Without some cooperation between Republicans and Democrats in Congress, the government will shut down due to lack of funding shortly before midnight Friday, May 5. Congress will vote Friday on a new spending bill that will fund the government through the end of the 2017 fiscal year in September. Democratic and Republican senators have reached an agreement on the bill to avoid the shutdown, but Donald Trump is not happy with the modifications and turned to his usual outlet – Twitter – to express his disapproval:
The reason for the plan negotiated between the Republicans and Democrats is that we need 60 votes in the Senate which are not there! We either elect more Republican Senators in 2018 or change the rules now to 51%. Our country needs a good “shutdown” in September to fix mess!
Government shutdowns tend to hurt the people – including federal government employees – far more than the politicians commonly seen as the government, as members of Congress get paid regardless of whether the federal government is funded for the year. Since the Republicans are the majority party, they’re the ones who lose face when the government “shuts down” – even if they don’t lose money. Democrats in Congress claimed to take full advantage of this fact when they used the threat of a shutdown to push the bill that most benefits them. Senate minority leader Chuck Schumer (D-NY) explained it best. The Washington Times reported:
“We made it clear that if the government shut down, it would be on the Republicans’ backs,” Mr. Schumer said. “That became the general consensus, and that gave us real leverage, even though we were in the minority.”
He said Democrats forged a partnership with congressional Republicans, who were just as eager to keep the taxpayer spigot flowing to their own priorities. The two sides agreed to increase spending overall, rejecting Mr. Trump’s efforts to streamline his administration.
The Washington Post painted the bill as a resounding defeat of the Don. In the May 1 article, The Daily 202: Eight ways Trump got rolled in his first budget negotiation, James Hohmann claimed:
There are explicit restrictions to block the border wall. We knew last week there would be no money to start construction on a project that the president says is more important to his base than anything else. But the final agreement goes further, putting strict limitations on how Trump can use new money for border security (e.g. to invest in new technology and repair existing fencing). Administration officials have insisted they already have the statutory authority to start building the wall under a 2006 law. This prevents such an end run.
To refute this – as well as most of the other points in the WaPo article – the Director of the Office of Management and Budget , Mick Mulvaney, appeared during the May 2 White House press briefing. He opened his speech by explaining that Republicans worked with the Democrats on this bipartisan bill and explained why, and then lambasted Democrats for “spiking the football” and trying to claim the bipartisan bill as a resounding Republican defeat. Mulvaney transitioned from shaming the Dems for their poor sportsmanship into addressing the points of the omnibus. He corrected the $12.5 billion to $15 billion numbers for overall defense spending increase – he claimed the numb was not below $21 billion – and finished up by addressing the southern border wall funding that allegedly doesn’t exist in the bill. With pictures of the already existing twenty-foot tall steel wall and cyclone fence on the screens behind him, Mulvaney sought to dispel the concern amongst Trump’s supporters that a wall might never materialize.

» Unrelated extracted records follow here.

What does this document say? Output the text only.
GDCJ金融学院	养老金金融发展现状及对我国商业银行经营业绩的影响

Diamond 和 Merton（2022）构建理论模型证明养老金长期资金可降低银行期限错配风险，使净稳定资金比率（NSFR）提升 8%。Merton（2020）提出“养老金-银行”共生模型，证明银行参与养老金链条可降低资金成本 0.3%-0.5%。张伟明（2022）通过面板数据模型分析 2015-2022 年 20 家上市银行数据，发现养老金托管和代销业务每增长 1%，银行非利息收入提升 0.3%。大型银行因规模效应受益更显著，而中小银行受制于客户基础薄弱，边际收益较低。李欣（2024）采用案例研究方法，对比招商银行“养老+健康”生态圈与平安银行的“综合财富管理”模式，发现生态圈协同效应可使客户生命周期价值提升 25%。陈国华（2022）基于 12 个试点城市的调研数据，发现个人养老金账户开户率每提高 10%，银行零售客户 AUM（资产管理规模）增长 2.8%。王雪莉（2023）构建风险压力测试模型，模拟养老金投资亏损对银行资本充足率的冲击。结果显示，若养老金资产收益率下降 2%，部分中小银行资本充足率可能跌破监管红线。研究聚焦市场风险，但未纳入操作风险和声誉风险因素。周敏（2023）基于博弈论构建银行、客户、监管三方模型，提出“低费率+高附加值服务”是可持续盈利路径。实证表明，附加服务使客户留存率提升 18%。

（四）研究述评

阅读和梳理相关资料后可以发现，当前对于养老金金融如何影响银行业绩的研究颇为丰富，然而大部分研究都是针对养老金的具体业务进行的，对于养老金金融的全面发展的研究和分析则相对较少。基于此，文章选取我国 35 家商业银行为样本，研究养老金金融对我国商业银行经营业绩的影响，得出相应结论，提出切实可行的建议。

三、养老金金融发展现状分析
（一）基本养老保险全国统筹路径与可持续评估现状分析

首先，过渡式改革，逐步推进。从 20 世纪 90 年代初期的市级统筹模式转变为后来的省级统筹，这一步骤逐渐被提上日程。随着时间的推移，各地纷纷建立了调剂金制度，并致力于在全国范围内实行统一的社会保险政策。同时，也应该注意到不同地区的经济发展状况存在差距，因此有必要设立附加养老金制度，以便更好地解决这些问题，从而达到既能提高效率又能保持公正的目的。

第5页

You’ve heard me talk a lot over the course of the last couple of weeks, I’ve been on television a couple of times saying, “Oh, there’s no bricks and mortar, there’s no bricks and mortar.” And there’s no bricks and mortar for a wall in this. We can build this. And we’re going to build this. There are several hundreds of millions of dollars for us to replace cyclone fencing with twenty-foot high steel wall.
Mr. Mulvaney claimed – both during his speech and the Q&A – that the steel wall was cheaper than an actual brick and mortar wall and that it was safer for border patrol agents to boot. On page 739 of the bill specifically allows the steel barrier:
$341,200,000 to replace approximately 40 miles of existing primary pedestrian and vehicle border fencing along the southwest border using previously deployed and operationally effective designs, such as currently deployed steel bollard designs, that prioritize agent safety; and to add gates to existing barriers…
During the Q&A, Mulvaney seemed to avoid questions of exactly how productive this would be. When asked specifically how many miles of bollard wall this bill would pay for, he claimed that he didn’t know and that costs would vary by site conditions. Seemingly contrary to his statement, the legislation itself specifies at least an approximate length of forty miles. The border spans 1,989 miles.
Despite the fact that the bill doesn’t fund the entire wall, Mulvaney does point out that replacing cyclone fence with a bollard wall is still an improvement – and one that Republicans likely would not have won under the Obama administration. He suggested that everyone put the 2017 appropriation bill to rest, as there are only four months left in the fiscal year. He said that the discussion on the 2018 spending bill starts now, and that funding for the wall would not come in a single year. If the 2018 bill goes as Trump plans, the frustrations of this bill will be temporary. As Sean Spicer said in the May 1 press briefing, “Make no mistake, this wall’s going to be built.”